McCain long ago embraced the right’s agents of intolerance, even spending months courting the Rev. John Hagee, whose fringe views about Roman Catholics and the Holocaust were known to anyone who can use the Internet. (Once the McCain campaign discovered YouTube, it ditched Hagee.) On Monday McCain is scheduled to appear at an Atlanta fund-raiser being promoted by Ralph Reed, who is not only the former aide de camp to one of the agents of intolerance McCain once vilified (Pat Robertson) but is also the former Abramoff acolyte showcased in McCain’s own Senate investigation of Indian casino lobbying.
Most Americans still don’t know, as Marshall writes, that on the campaign trail “McCain frequently forgets key elements of policies, gets countries’ names wrong, forgets things he’s said only hours or days before and is frequently just confused.” Most Americans still don’t know it is precisely for this reason that the McCain campaign has now shut down the press’s previously unfettered access to the candidate on the Straight Talk Express.
To appreciate the discrepancy in what we know about McCain and Obama, merely look at the coverage of the potential first ladies. We have heard too much indeed about Michelle Obama’s Princeton thesis, her pay raises at the University of Chicago hospital, her statement about being “proud” of her country and the false rumor of a video of her ranting about “whitey.” But we still haven’t been inside Cindy McCain’s tax returns, all her multiple homes or private plane. The Los Angeles Times reported in June that Hensley & Company, the enormous beer distributorship she controls, “lobbies regulatory agencies on alcohol issues that involve public health and safety,” in opposition to groups like Mothers Against Drunk Driving. The McCain campaign told The Times that Mrs. McCain’s future role in her beer empire won’t be revealed before the election.

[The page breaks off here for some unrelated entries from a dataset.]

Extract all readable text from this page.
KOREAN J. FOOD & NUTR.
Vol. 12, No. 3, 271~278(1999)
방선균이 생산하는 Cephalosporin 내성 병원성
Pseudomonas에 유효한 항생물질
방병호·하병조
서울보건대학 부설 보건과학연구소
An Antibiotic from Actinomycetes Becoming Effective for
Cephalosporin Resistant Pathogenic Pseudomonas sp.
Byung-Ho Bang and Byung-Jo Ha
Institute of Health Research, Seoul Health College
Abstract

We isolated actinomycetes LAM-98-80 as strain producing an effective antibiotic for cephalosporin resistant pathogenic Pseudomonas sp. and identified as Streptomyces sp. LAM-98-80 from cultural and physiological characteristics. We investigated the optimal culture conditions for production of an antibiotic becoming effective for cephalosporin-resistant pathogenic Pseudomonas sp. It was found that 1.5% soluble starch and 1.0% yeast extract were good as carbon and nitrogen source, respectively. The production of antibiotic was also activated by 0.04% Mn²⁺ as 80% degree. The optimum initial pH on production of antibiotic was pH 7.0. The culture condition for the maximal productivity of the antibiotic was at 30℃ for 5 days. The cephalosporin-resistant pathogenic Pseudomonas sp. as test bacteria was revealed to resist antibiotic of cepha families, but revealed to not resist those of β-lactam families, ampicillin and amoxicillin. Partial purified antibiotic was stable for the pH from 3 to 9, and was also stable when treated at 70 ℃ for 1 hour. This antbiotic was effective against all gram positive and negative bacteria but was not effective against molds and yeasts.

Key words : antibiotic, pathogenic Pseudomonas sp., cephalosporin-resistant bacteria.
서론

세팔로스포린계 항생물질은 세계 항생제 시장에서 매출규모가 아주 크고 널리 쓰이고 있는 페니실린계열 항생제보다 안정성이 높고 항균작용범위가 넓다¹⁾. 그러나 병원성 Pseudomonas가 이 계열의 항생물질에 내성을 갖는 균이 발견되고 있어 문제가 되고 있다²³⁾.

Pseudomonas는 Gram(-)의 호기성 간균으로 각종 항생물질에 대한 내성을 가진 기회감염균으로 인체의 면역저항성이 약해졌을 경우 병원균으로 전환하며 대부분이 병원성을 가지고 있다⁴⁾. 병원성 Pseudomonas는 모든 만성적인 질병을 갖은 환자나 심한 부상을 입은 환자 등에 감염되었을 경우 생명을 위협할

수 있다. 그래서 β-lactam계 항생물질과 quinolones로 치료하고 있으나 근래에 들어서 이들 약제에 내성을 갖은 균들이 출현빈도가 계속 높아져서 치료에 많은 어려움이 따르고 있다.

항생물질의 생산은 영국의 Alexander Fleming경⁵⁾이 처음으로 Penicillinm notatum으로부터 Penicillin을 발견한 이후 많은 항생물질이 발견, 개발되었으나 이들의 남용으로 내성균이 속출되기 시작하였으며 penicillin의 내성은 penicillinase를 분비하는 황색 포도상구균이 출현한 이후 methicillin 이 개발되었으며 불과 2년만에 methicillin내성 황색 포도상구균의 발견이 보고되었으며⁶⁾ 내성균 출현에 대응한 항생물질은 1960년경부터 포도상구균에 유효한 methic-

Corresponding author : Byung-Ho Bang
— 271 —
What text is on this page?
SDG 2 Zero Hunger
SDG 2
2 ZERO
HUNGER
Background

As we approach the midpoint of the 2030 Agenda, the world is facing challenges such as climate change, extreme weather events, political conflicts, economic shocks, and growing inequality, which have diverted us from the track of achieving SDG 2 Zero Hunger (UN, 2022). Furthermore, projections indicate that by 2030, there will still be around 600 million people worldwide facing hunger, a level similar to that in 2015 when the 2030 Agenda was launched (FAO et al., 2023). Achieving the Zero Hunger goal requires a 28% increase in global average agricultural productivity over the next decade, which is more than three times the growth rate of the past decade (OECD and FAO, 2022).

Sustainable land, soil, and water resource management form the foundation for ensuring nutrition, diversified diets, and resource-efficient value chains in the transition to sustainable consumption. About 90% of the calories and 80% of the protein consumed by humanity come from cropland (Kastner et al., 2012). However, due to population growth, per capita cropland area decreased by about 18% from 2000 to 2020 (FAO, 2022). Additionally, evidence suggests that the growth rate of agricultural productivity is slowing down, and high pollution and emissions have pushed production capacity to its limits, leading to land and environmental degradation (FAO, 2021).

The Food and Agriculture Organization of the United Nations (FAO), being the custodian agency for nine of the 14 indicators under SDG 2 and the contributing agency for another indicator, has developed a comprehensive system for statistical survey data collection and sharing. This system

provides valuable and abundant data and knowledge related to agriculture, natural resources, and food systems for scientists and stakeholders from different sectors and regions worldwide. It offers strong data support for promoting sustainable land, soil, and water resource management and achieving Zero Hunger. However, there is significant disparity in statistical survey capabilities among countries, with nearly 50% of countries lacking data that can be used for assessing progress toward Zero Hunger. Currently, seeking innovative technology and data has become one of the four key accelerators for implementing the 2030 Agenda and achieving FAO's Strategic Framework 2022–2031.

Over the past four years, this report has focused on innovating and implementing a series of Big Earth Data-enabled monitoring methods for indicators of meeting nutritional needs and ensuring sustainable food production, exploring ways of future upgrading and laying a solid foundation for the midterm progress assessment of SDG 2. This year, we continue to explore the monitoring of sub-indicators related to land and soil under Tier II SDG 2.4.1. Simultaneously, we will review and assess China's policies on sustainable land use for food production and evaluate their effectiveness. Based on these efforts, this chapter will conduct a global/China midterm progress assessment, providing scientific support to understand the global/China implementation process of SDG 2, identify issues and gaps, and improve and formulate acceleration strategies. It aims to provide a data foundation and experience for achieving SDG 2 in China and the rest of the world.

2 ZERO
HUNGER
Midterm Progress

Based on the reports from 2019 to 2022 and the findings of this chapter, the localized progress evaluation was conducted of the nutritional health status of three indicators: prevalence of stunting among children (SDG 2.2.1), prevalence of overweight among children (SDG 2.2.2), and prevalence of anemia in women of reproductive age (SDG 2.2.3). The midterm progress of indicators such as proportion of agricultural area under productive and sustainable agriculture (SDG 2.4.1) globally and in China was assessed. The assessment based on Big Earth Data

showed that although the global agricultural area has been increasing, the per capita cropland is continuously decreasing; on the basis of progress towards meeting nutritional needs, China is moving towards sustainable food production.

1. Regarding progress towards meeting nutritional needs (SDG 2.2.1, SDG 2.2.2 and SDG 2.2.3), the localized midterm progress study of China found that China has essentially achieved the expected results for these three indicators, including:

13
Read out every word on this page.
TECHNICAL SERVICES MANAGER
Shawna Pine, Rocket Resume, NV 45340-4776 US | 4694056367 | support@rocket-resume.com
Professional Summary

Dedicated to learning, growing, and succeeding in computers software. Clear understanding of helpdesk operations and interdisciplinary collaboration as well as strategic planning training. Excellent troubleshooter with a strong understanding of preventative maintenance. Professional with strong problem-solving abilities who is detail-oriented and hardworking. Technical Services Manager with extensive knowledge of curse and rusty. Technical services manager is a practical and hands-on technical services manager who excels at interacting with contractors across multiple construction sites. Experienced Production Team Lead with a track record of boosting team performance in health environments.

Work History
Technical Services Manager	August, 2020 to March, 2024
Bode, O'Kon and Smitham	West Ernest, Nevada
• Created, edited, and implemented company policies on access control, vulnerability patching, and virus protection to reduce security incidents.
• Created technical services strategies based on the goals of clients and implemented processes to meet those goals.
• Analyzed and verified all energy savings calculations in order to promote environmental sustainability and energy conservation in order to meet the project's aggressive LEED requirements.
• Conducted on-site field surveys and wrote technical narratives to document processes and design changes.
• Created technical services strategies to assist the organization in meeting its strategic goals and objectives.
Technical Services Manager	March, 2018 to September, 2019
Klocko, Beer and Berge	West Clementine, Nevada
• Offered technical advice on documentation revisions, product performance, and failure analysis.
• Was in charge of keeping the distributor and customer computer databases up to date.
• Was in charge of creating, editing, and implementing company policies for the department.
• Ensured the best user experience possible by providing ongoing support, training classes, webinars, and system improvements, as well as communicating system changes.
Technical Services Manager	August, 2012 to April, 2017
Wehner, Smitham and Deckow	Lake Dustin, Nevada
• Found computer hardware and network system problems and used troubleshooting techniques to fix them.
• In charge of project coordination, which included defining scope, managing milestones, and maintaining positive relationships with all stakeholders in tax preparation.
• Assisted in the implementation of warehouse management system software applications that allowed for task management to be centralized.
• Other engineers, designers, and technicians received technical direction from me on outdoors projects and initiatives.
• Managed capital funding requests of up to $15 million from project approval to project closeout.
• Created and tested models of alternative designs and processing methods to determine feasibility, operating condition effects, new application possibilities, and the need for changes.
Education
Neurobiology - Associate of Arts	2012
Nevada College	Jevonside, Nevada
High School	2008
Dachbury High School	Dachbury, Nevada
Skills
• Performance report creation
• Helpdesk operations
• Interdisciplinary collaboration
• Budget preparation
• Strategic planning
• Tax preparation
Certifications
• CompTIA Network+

Though in general I am of the belief that criticizing a candidate for his age is unnecessary, I do believe that discussions of the symptoms of age are both relevant and important. That is to say, in the words of would-be-pedophiles, “age ain’t nothing but a number.” McCain (or Obama for that matter) could be ninety, but so long as he demonstrated mental acuity, physical vigor, and a general sharpness, his age doesn’t really matter much to me. The reason why people have seized upon his age is because it is often used as a proxy for other ailments- such as confusion, lack of energy and, well, likelihood of dying. However, issues such as confusion, inability to identify important policy points and forgetting the names of countries is a relevant issue- regardless of his age. As president, will he have difficulty remembering the names of countries with whom we seek to curry good will? Will he be as embarrassing (though in a different way) as our current president is on the international scene? Will he be persuasive when dealing with a Congress with whom he will have to cooperate if he wished to lead the country past the situation we find ourselves in now? His efficacy as a Leader may depend upon a level of acuity that he no longer possesses. I am not saying that this is necessarily the case, I only mean to suggest that if it is the case then perhaps it is worth discussing- taboo or not.